Due to the adoption of the technical scheme, compared with the prior art, the invention has the following advantages:

the method has the advantages of simple process flow, less side reaction, capability of reducing the generation of toxic substances, low post-treatment cost, high production efficiency, high yield and purity and good safety, and is suitable for industrial production.

Drawings

FIG. 1 is a schematic configuration diagram of a production apparatus of example 1;

FIG. 2 is a schematic structural view of a production apparatus of example 2;

wherein, 1, a continuous flow reactor; 2. a first intermediate tank; 3. an evaporator; 4. a pump; 5. a first receiving groove; 6. a second intermediate tank; 7. a condenser; 8. a second receiving groove; 9. a vacuum pump; 10. a liquid level meter; 11. a reaction section; 12. a first preheating section; 13. a second preheating part.

Detailed Description

The technical solution of the present invention is further described below with reference to specific embodiments, but the present invention is not limited to the following embodiments. The implementation conditions used in the examples can be further adjusted according to specific requirements, and the implementation conditions not indicated are generally the conditions in routine experiments.
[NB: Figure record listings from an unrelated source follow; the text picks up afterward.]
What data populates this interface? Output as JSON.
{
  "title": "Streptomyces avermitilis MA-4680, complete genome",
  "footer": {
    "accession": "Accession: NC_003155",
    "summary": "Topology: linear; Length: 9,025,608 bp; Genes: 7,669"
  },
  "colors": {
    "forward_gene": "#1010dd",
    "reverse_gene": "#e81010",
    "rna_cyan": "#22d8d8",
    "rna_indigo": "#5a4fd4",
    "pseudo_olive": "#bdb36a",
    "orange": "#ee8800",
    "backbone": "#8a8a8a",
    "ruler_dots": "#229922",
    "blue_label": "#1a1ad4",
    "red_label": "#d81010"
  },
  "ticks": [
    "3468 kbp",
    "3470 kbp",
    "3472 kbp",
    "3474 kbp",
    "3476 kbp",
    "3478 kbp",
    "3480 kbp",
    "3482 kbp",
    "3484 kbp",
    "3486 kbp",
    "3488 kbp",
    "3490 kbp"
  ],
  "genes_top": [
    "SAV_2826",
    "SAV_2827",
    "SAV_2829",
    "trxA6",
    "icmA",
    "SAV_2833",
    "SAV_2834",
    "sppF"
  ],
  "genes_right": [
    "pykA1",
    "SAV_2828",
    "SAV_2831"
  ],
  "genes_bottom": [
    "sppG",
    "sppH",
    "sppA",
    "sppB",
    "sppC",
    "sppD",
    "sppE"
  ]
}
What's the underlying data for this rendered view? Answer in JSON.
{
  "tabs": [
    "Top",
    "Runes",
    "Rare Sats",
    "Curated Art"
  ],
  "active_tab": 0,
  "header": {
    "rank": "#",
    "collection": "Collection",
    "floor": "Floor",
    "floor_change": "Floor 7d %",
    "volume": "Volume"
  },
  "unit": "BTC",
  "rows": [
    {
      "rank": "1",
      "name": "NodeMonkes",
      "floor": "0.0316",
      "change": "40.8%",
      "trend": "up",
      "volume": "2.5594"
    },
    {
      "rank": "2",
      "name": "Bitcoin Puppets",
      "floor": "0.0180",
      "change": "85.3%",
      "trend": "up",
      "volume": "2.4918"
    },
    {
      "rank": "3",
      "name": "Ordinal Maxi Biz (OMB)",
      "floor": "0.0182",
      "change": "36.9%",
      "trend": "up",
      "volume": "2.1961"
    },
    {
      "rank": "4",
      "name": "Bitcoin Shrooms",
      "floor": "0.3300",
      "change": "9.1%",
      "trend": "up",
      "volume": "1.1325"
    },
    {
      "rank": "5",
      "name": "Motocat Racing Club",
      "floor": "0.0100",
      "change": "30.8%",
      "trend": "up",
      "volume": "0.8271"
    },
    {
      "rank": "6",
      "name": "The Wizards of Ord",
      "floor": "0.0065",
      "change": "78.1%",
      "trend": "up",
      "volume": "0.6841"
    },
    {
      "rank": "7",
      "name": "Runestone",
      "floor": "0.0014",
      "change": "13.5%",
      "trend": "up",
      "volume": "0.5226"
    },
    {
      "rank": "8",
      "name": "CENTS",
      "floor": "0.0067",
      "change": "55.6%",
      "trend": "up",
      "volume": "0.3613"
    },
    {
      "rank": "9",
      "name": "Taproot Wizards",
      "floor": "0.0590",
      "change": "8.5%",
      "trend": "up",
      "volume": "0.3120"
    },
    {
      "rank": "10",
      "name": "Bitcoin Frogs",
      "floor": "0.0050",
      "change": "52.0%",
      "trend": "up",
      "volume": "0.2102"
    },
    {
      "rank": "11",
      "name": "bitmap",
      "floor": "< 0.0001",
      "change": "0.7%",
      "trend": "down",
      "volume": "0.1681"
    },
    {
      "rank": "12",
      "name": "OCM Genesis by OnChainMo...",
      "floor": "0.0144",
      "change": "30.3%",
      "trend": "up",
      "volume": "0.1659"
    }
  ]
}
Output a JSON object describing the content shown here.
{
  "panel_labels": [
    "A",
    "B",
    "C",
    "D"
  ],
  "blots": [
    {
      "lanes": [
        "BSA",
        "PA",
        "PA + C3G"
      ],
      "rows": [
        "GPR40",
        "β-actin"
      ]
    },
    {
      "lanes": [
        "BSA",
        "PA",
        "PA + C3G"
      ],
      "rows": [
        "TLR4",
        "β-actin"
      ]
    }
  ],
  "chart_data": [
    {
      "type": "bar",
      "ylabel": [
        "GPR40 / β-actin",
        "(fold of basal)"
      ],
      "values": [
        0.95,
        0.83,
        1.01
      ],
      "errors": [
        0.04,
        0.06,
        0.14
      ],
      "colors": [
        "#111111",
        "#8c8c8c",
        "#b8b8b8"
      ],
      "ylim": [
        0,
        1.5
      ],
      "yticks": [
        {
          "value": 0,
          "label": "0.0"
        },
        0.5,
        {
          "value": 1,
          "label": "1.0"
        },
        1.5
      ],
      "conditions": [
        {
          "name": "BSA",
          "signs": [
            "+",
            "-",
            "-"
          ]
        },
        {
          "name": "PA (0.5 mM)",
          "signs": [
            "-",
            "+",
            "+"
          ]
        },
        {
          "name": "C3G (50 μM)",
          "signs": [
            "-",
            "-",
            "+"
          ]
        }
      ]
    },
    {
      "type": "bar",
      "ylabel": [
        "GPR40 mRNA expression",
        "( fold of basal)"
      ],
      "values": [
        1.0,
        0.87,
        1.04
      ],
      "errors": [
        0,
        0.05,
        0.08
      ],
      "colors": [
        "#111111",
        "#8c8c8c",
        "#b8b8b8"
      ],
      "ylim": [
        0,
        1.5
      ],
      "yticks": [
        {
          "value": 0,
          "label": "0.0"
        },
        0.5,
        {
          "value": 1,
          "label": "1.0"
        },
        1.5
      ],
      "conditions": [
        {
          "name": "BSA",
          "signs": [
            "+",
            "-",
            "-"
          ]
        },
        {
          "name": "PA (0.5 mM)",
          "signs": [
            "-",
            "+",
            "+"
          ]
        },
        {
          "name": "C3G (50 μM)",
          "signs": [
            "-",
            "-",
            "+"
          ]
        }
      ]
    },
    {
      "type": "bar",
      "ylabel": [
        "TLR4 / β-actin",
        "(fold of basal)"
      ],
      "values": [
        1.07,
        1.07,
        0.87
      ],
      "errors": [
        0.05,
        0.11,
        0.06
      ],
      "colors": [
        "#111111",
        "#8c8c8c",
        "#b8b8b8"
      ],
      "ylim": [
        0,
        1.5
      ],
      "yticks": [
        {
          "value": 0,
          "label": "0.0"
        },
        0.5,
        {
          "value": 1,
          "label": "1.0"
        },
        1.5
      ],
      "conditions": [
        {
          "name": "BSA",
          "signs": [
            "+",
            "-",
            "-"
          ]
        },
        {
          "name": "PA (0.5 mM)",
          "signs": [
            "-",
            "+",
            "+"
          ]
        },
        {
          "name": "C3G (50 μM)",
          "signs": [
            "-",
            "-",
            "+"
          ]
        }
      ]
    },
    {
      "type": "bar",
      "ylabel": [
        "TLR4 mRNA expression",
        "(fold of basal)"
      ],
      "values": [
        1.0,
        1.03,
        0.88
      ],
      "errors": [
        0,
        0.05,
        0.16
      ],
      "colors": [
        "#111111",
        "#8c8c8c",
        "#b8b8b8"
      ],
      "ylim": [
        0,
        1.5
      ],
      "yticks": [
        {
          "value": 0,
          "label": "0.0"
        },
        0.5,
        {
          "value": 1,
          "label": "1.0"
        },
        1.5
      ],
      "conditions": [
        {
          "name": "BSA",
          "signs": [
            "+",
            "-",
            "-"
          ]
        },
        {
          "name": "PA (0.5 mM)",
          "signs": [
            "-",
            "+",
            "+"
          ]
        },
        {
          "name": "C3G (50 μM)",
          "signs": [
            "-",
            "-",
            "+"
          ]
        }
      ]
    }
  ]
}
The apparatus for producing methylphosphinic acid ester as shown in FIGS. 1 and 2 comprises a continuous flow reactor 1 having a first inlet for introducing methylphosphine dichloride and a second inlet for introducing alcohol, a first intermediate tank 2 having a top communicating with an outlet of the continuous flow reactor 1, an evaporator 3 having a top communicating with a bottom of the first intermediate tank 2, a pump 4 installed on a pipe of the first intermediate tank 2 and the evaporator 3, a first receiving tank 5 communicating with a bottom of the evaporator 3 for collecting methylphosphinic acid ester, a second intermediate tank 6 with the upper part communicated with the lower part of the evaporator 3, a condenser 7 with the top part communicated with the upper part of the second intermediate tank 6, a second receiving tank 8 with the top part communicated with the bottom part of the condenser 7 and used for collecting byproducts (alkyl chloride and alcohol), a vacuum pump 9 communicated with the top part of the second receiving tank 8, and an absorption tower communicated with the vacuum pump 9. The bottom of the second intermediate tank 6 is communicated with the top of the first intermediate tank 2 or the pipeline between the first intermediate tank 2 and the evaporator 3, and the top of the first receiving tank 5 is communicated with the top of the condenser 7. The first intermediate tank 2, the first receiving tank 5 and the second receiving tank 8 are respectively provided with a liquid level meter 10.

Wherein the continuous flow reactor 1 is a microchannel reactor, a pipeline reactor or a flat-plate reactor, such as a G1 reactor, an AFR reactor, etc. of Corning Corp. The evaporator 3 includes a falling film evaporator or a wiped film evaporator.